Mussels with Thai Noodles
Source of Recipe
The Globe and Mail
Recipe Introduction
The large, green-lipped New Zealand mussels are best for this dish. You can buy them frozen at the supermarket, and they are best cooked from this state. If you use fresh mussels, steam them in the coconut milk sauce until they open
List of Ingredients
2 tablespoons vegetable oil
½ cup chopped red onion
1 teaspoon chopped garlic
1 400-millilitre can of coconut milk
2 tablespoons fish sauce
1 tablespoon lime juice
1 teaspoon grated lime rind
1 teaspoon Asian chili sauce or sambal oelek
1 teaspoon granulated sugar
2 pounds New Zealand green-lipped mussels
2 tablespoons chopped fresh mint or coriander
2 tablespoons chopped fresh Thai or regular basil
8 ounces linguine-sized Thai rice noodles, soaked in hot water for 20 minutes
Recipe
Heat oil over medium heat in large saucepan or wok.
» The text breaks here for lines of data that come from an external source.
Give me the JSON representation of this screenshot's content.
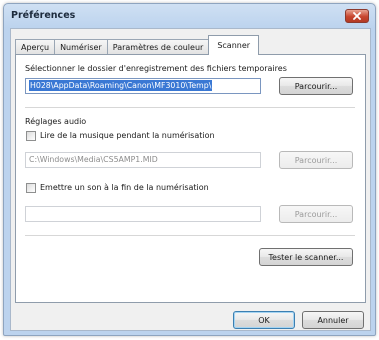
{
  "window": {
    "title": "Préférences"
  },
  "tabs": [
    {
      "label": "Aperçu",
      "active": false
    },
    {
      "label": "Numériser",
      "active": false
    },
    {
      "label": "Paramètres de couleur",
      "active": false
    },
    {
      "label": "Scanner",
      "active": true
    }
  ],
  "temp_folder": {
    "label": "Sélectionner le dossier d'enregistrement des fichiers temporaires",
    "path": "H028\\AppData\\Roaming\\Canon\\MF3010\\Temp\\",
    "browse_label": "Parcourir..."
  },
  "audio": {
    "heading": "Réglages audio",
    "play_music_label": "Lire de la musique pendant la numérisation",
    "play_music_checked": false,
    "music_path": "C:\\Windows\\Media\\CS5AMP1.MID",
    "music_browse_label": "Parcourir...",
    "beep_label": "Emettre un son à la fin de la numérisation",
    "beep_checked": false,
    "beep_path": "",
    "beep_browse_label": "Parcourir..."
  },
  "test_scanner_label": "Tester le scanner...",
  "footer": {
    "ok_label": "OK",
    "cancel_label": "Annuler"
  },
  "colors": {
    "selection": "#3a78d4",
    "close_button": "#c8452e",
    "frame": "#bcd3ee"
  }
}
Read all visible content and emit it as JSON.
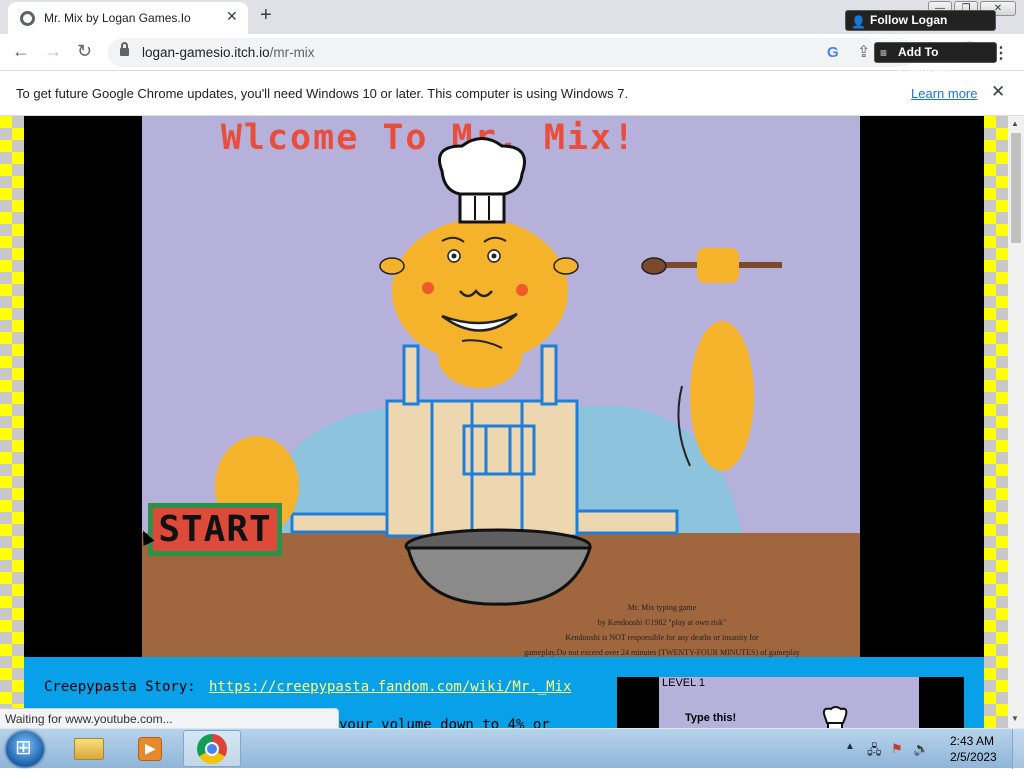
{
  "browser": {
    "tab_title": "Mr. Mix by Logan Games.Io",
    "url_host": "logan-gamesio.itch.io",
    "url_path": "/mr-mix",
    "new_tab_symbol": "+",
    "close_symbol": "✕"
  },
  "infobar": {
    "message": "To get future Google Chrome updates, you'll need Windows 10 or later. This computer is using Windows 7.",
    "link": "Learn more"
  },
  "game": {
    "title": "Wlcome To Mr. Mix!",
    "start_label": "START",
    "credits_line1": "Mr. Mix typing game",
    "credits_line2": "by Kendooshi ©1982 \"play at own risk\"",
    "credits_line3": "Kendooshi is NOT responsible for any deaths or insanity for",
    "credits_line4": "gameplay.Do not exceed over 24 minutes (TWENTY-FOUR MINUTES) of gameplay"
  },
  "itch": {
    "follow_label": "Follow Logan Games.Io",
    "collection_label": "Add To Collection"
  },
  "description": {
    "story_label": "Creepypasta Story:",
    "story_link": "https://creepypasta.fandom.com/wiki/Mr._Mix",
    "volume_text": "your volume down to 4% or",
    "preview_level": "LEVEL 1",
    "preview_prompt": "Type this!"
  },
  "status": {
    "loading_text": "Waiting for www.youtube.com..."
  },
  "taskbar": {
    "time": "2:43 AM",
    "date": "2/5/2023"
  },
  "colors": {
    "game_background": "#b5b1db",
    "title_red": "#e94d3c",
    "start_green": "#2e9149",
    "start_red": "#de4a3a",
    "page_yellow": "#ffff00",
    "panel_blue": "#09a0ea"
  },
  "icons": {
    "back": "arrow-left-icon",
    "forward": "arrow-right-icon",
    "reload": "reload-icon",
    "lock": "lock-icon",
    "google": "google-lens-icon",
    "share": "share-icon",
    "bookmark": "star-icon"
  }
}
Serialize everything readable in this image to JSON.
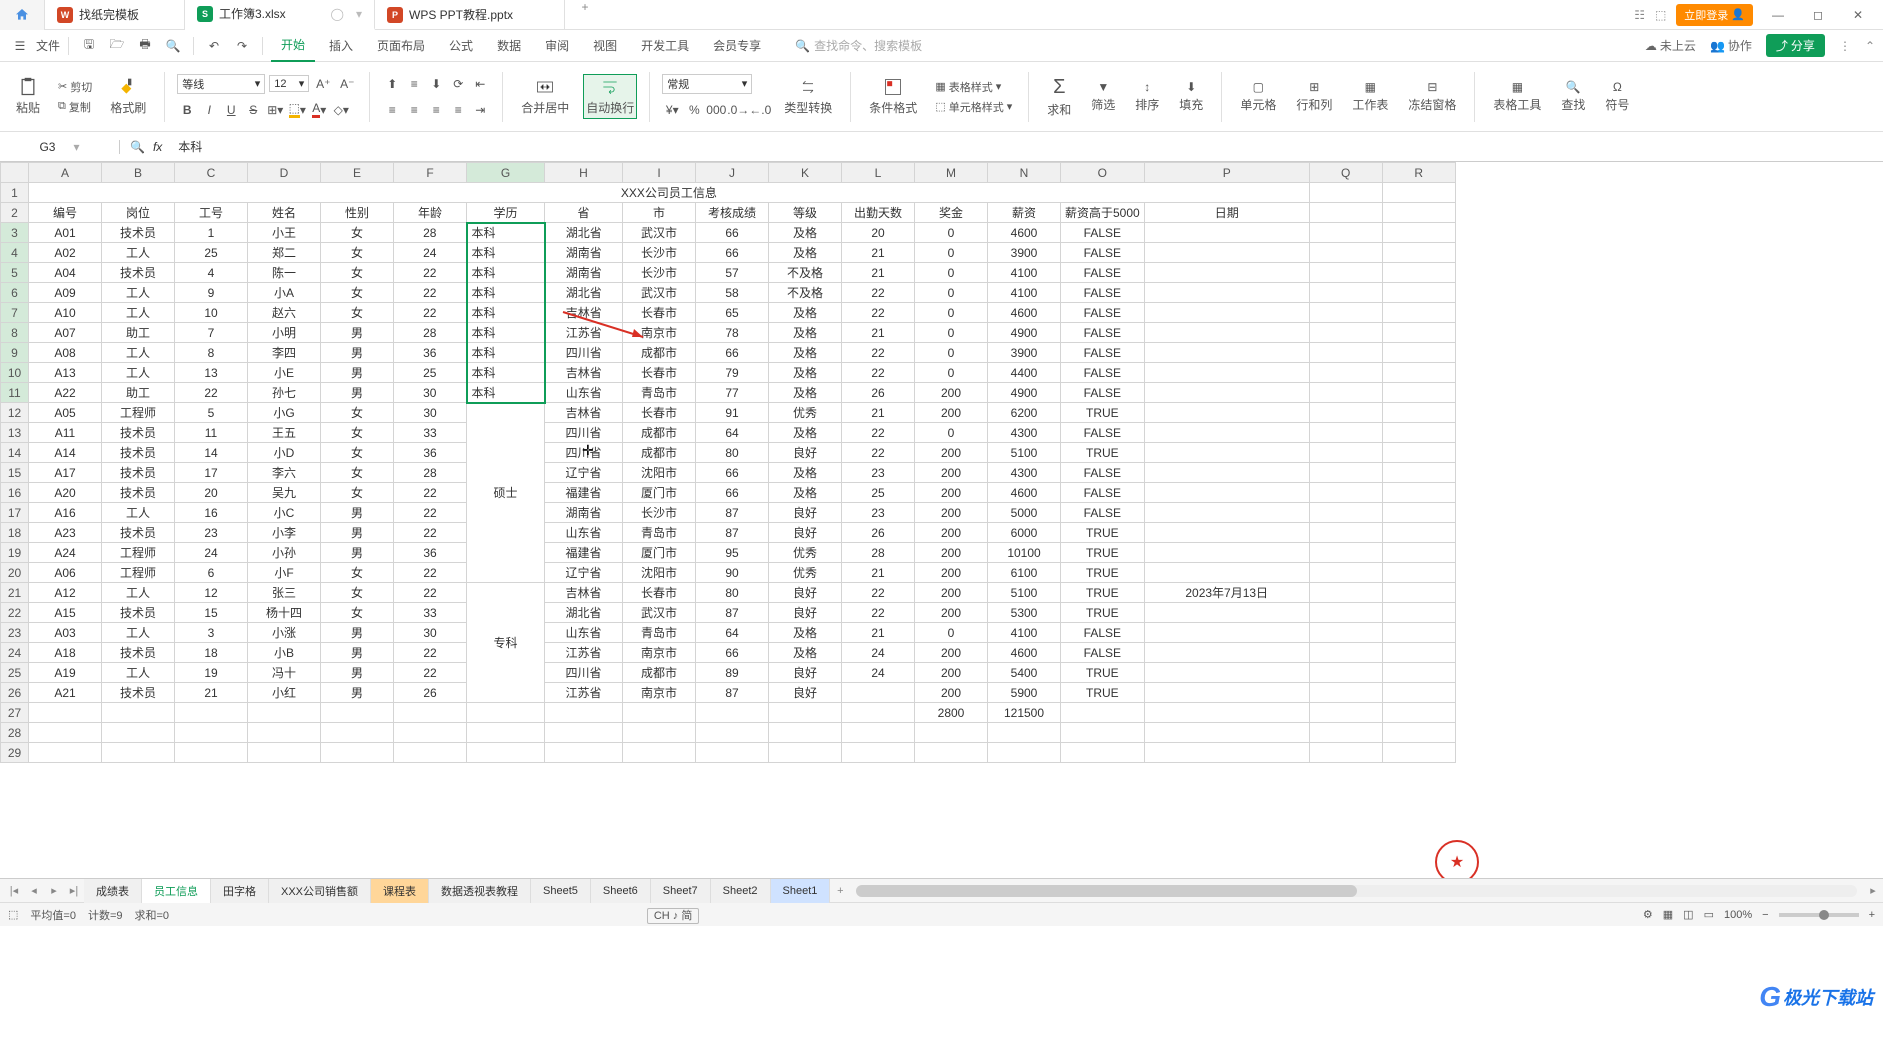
{
  "titlebar": {
    "home": "首页",
    "tabs": [
      {
        "icon": "W",
        "label": "找纸完模板"
      },
      {
        "icon": "S",
        "label": "工作簿3.xlsx",
        "active": true
      },
      {
        "icon": "P",
        "label": "WPS PPT教程.pptx"
      }
    ],
    "login": "立即登录"
  },
  "menubar": {
    "file": "文件",
    "tabs": [
      "开始",
      "插入",
      "页面布局",
      "公式",
      "数据",
      "审阅",
      "视图",
      "开发工具",
      "会员专享"
    ],
    "search_placeholder": "查找命令、搜索模板",
    "cloud": "未上云",
    "collab": "协作",
    "share": "分享"
  },
  "ribbon": {
    "paste": "粘贴",
    "cut": "剪切",
    "copy": "复制",
    "format_painter": "格式刷",
    "font": "等线",
    "font_size": "12",
    "merge": "合并居中",
    "autowrap": "自动换行",
    "number_format": "常规",
    "type_convert": "类型转换",
    "cond_fmt": "条件格式",
    "table_style": "表格样式",
    "cell_style": "单元格样式",
    "sum": "求和",
    "filter": "筛选",
    "sort": "排序",
    "fill": "填充",
    "cell": "单元格",
    "rowcol": "行和列",
    "worksheet": "工作表",
    "freeze": "冻结窗格",
    "table_tools": "表格工具",
    "find": "查找",
    "symbol": "符号"
  },
  "formula": {
    "cell_ref": "G3",
    "fx": "fx",
    "content": "本科"
  },
  "columns": [
    "A",
    "B",
    "C",
    "D",
    "E",
    "F",
    "G",
    "H",
    "I",
    "J",
    "K",
    "L",
    "M",
    "N",
    "O",
    "P",
    "Q",
    "R"
  ],
  "title_row": "XXX公司员工信息",
  "headers": [
    "编号",
    "岗位",
    "工号",
    "姓名",
    "性别",
    "年龄",
    "学历",
    "省",
    "市",
    "考核成绩",
    "等级",
    "出勤天数",
    "奖金",
    "薪资",
    "薪资高于5000",
    "日期"
  ],
  "merge_education": {
    "shuoshi": "硕士",
    "zhuanke": "专科"
  },
  "date_cell": "2023年7月13日",
  "totals": {
    "bonus": "2800",
    "salary": "121500"
  },
  "rows": [
    [
      "A01",
      "技术员",
      "1",
      "小王",
      "女",
      "28",
      "本科",
      "湖北省",
      "武汉市",
      "66",
      "及格",
      "20",
      "0",
      "4600",
      "FALSE",
      ""
    ],
    [
      "A02",
      "工人",
      "25",
      "郑二",
      "女",
      "24",
      "本科",
      "湖南省",
      "长沙市",
      "66",
      "及格",
      "21",
      "0",
      "3900",
      "FALSE",
      ""
    ],
    [
      "A04",
      "技术员",
      "4",
      "陈一",
      "女",
      "22",
      "本科",
      "湖南省",
      "长沙市",
      "57",
      "不及格",
      "21",
      "0",
      "4100",
      "FALSE",
      ""
    ],
    [
      "A09",
      "工人",
      "9",
      "小A",
      "女",
      "22",
      "本科",
      "湖北省",
      "武汉市",
      "58",
      "不及格",
      "22",
      "0",
      "4100",
      "FALSE",
      ""
    ],
    [
      "A10",
      "工人",
      "10",
      "赵六",
      "女",
      "22",
      "本科",
      "吉林省",
      "长春市",
      "65",
      "及格",
      "22",
      "0",
      "4600",
      "FALSE",
      ""
    ],
    [
      "A07",
      "助工",
      "7",
      "小明",
      "男",
      "28",
      "本科",
      "江苏省",
      "南京市",
      "78",
      "及格",
      "21",
      "0",
      "4900",
      "FALSE",
      ""
    ],
    [
      "A08",
      "工人",
      "8",
      "李四",
      "男",
      "36",
      "本科",
      "四川省",
      "成都市",
      "66",
      "及格",
      "22",
      "0",
      "3900",
      "FALSE",
      ""
    ],
    [
      "A13",
      "工人",
      "13",
      "小E",
      "男",
      "25",
      "本科",
      "吉林省",
      "长春市",
      "79",
      "及格",
      "22",
      "0",
      "4400",
      "FALSE",
      ""
    ],
    [
      "A22",
      "助工",
      "22",
      "孙七",
      "男",
      "30",
      "本科",
      "山东省",
      "青岛市",
      "77",
      "及格",
      "26",
      "200",
      "4900",
      "FALSE",
      ""
    ],
    [
      "A05",
      "工程师",
      "5",
      "小G",
      "女",
      "30",
      "",
      "吉林省",
      "长春市",
      "91",
      "优秀",
      "21",
      "200",
      "6200",
      "TRUE",
      ""
    ],
    [
      "A11",
      "技术员",
      "11",
      "王五",
      "女",
      "33",
      "",
      "四川省",
      "成都市",
      "64",
      "及格",
      "22",
      "0",
      "4300",
      "FALSE",
      ""
    ],
    [
      "A14",
      "技术员",
      "14",
      "小D",
      "女",
      "36",
      "",
      "四川省",
      "成都市",
      "80",
      "良好",
      "22",
      "200",
      "5100",
      "TRUE",
      ""
    ],
    [
      "A17",
      "技术员",
      "17",
      "李六",
      "女",
      "28",
      "",
      "辽宁省",
      "沈阳市",
      "66",
      "及格",
      "23",
      "200",
      "4300",
      "FALSE",
      ""
    ],
    [
      "A20",
      "技术员",
      "20",
      "吴九",
      "女",
      "22",
      "",
      "福建省",
      "厦门市",
      "66",
      "及格",
      "25",
      "200",
      "4600",
      "FALSE",
      ""
    ],
    [
      "A16",
      "工人",
      "16",
      "小C",
      "男",
      "22",
      "",
      "湖南省",
      "长沙市",
      "87",
      "良好",
      "23",
      "200",
      "5000",
      "FALSE",
      ""
    ],
    [
      "A23",
      "技术员",
      "23",
      "小李",
      "男",
      "22",
      "",
      "山东省",
      "青岛市",
      "87",
      "良好",
      "26",
      "200",
      "6000",
      "TRUE",
      ""
    ],
    [
      "A24",
      "工程师",
      "24",
      "小孙",
      "男",
      "36",
      "",
      "福建省",
      "厦门市",
      "95",
      "优秀",
      "28",
      "200",
      "10100",
      "TRUE",
      ""
    ],
    [
      "A06",
      "工程师",
      "6",
      "小F",
      "女",
      "22",
      "",
      "辽宁省",
      "沈阳市",
      "90",
      "优秀",
      "21",
      "200",
      "6100",
      "TRUE",
      ""
    ],
    [
      "A12",
      "工人",
      "12",
      "张三",
      "女",
      "22",
      "",
      "吉林省",
      "长春市",
      "80",
      "良好",
      "22",
      "200",
      "5100",
      "TRUE",
      "2023年7月13日"
    ],
    [
      "A15",
      "技术员",
      "15",
      "杨十四",
      "女",
      "33",
      "",
      "湖北省",
      "武汉市",
      "87",
      "良好",
      "22",
      "200",
      "5300",
      "TRUE",
      ""
    ],
    [
      "A03",
      "工人",
      "3",
      "小涨",
      "男",
      "30",
      "",
      "山东省",
      "青岛市",
      "64",
      "及格",
      "21",
      "0",
      "4100",
      "FALSE",
      ""
    ],
    [
      "A18",
      "技术员",
      "18",
      "小B",
      "男",
      "22",
      "",
      "江苏省",
      "南京市",
      "66",
      "及格",
      "24",
      "200",
      "4600",
      "FALSE",
      ""
    ],
    [
      "A19",
      "工人",
      "19",
      "冯十",
      "男",
      "22",
      "",
      "四川省",
      "成都市",
      "89",
      "良好",
      "24",
      "200",
      "5400",
      "TRUE",
      ""
    ],
    [
      "A21",
      "技术员",
      "21",
      "小红",
      "男",
      "26",
      "",
      "江苏省",
      "南京市",
      "87",
      "良好",
      "",
      "200",
      "5900",
      "TRUE",
      ""
    ]
  ],
  "sheet_tabs": [
    "成绩表",
    "员工信息",
    "田字格",
    "XXX公司销售额",
    "课程表",
    "数据透视表教程",
    "Sheet5",
    "Sheet6",
    "Sheet7",
    "Sheet2",
    "Sheet1"
  ],
  "statusbar": {
    "avg": "平均值=0",
    "count": "计数=9",
    "sum": "求和=0",
    "ime": "CH ♪ 简",
    "zoom": "100%"
  },
  "watermark": "极光下载站"
}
Add onions and garlic and sauté until golden at the edges, about 2 minutes. Stir in coconut milk, fish sauce, lime juice, rind, chili sauce and sugar. Bring to boil and cook for 2 minutes to amalgamate flavours. Reduce heat to medium-low.
Add mussels. Cover and steam until mussels are heated through, about 4 minutes. Stir mint or coriander, basil and drained noodles into saucepan. Simmer for 1 to 2 minutes or until noodles are softened. Serves 4 to 6.